StableTrack: Stabilizing Multi-Object Tracking on Low-Frequency Detections
Matvei Shelukhan, Timur Mamedov, Karina Kvanchiani
TL;DR
StableTrack tackles the challenge of multi-object tracking under low-frequency detections by decoupling detection from association and introducing a robust two-stage cross-frame matching that leverages a Bbox-Based Distance (BBD) and intermediate-frame visual tracking to refine Kalman Filter predictions. The method integrates Forward VT and Backward VT to predict positions in an intermediate frame, extends the KF state, and employs a two-stage Hungarian-based association that first relies on BBD and appearance, then on IoU with stricter spatial constraints. Key contributions include the BBD formulation, the two-stage matching framework, and the integration of visual tracking to stabilize predictions, which together yield an $11.6\%$ HOTA improvement at $1$ Hz on MOT17-val and strong performance on MOT17, MOT20, and DanceTrack under full-frequency detections.

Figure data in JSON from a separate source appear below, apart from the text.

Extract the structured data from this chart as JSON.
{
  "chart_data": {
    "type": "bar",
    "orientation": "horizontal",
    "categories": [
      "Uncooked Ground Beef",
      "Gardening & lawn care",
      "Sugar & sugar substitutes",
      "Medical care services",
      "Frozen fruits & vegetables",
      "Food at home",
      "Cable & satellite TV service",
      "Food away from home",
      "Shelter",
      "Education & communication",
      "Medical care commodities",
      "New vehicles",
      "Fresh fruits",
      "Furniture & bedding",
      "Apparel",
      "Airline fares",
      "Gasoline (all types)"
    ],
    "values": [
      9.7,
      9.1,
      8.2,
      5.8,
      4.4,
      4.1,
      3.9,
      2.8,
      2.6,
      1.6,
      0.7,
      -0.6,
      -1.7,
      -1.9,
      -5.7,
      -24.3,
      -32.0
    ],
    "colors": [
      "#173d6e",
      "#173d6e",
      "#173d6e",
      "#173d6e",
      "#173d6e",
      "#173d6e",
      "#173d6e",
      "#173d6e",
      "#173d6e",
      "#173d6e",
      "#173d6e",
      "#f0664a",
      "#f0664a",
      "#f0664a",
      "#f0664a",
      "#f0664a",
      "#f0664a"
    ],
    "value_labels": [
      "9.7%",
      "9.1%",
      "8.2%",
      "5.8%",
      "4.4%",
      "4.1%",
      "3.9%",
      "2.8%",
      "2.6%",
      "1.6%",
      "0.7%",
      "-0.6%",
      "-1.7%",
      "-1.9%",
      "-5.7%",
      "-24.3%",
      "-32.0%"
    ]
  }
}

These results demonstrate improved resilience to temporal gaps with practical implications for real-time MOT in resource-constrained environments.
Abstract
Multi-object tracking (MOT) is one of the most challenging tasks in computer vision, where it is important to correctly detect objects and associate these detections across frames. Current approaches mainly focus on tracking objects in each frame of a video stream, making it almost impossible to run the model under conditions of limited computing resources. To address this issue, we propose StableTrack, a novel approach that stabilizes the quality of tracking on low-frequency detections. Our method introduces a new two-stage matching strategy to improve the cross-frame association between low-frequency detections. We propose a novel Bbox-Based Distance instead of the conventional Mahalanobis distance, which allows us to effectively match objects using the Re-ID model. Furthermore, we integrate visual tracking into the Kalman Filter and the overall tracking pipeline. Our method outperforms current state-of-the-art trackers in the case of low-frequency detections, achieving $\textit{11.6%}$ HOTA improvement at $\textit{1}$ Hz on MOT17-val, while keeping up with the best approaches on the standard MOT17, MOT20, and DanceTrack benchmarks with full-frequency detections.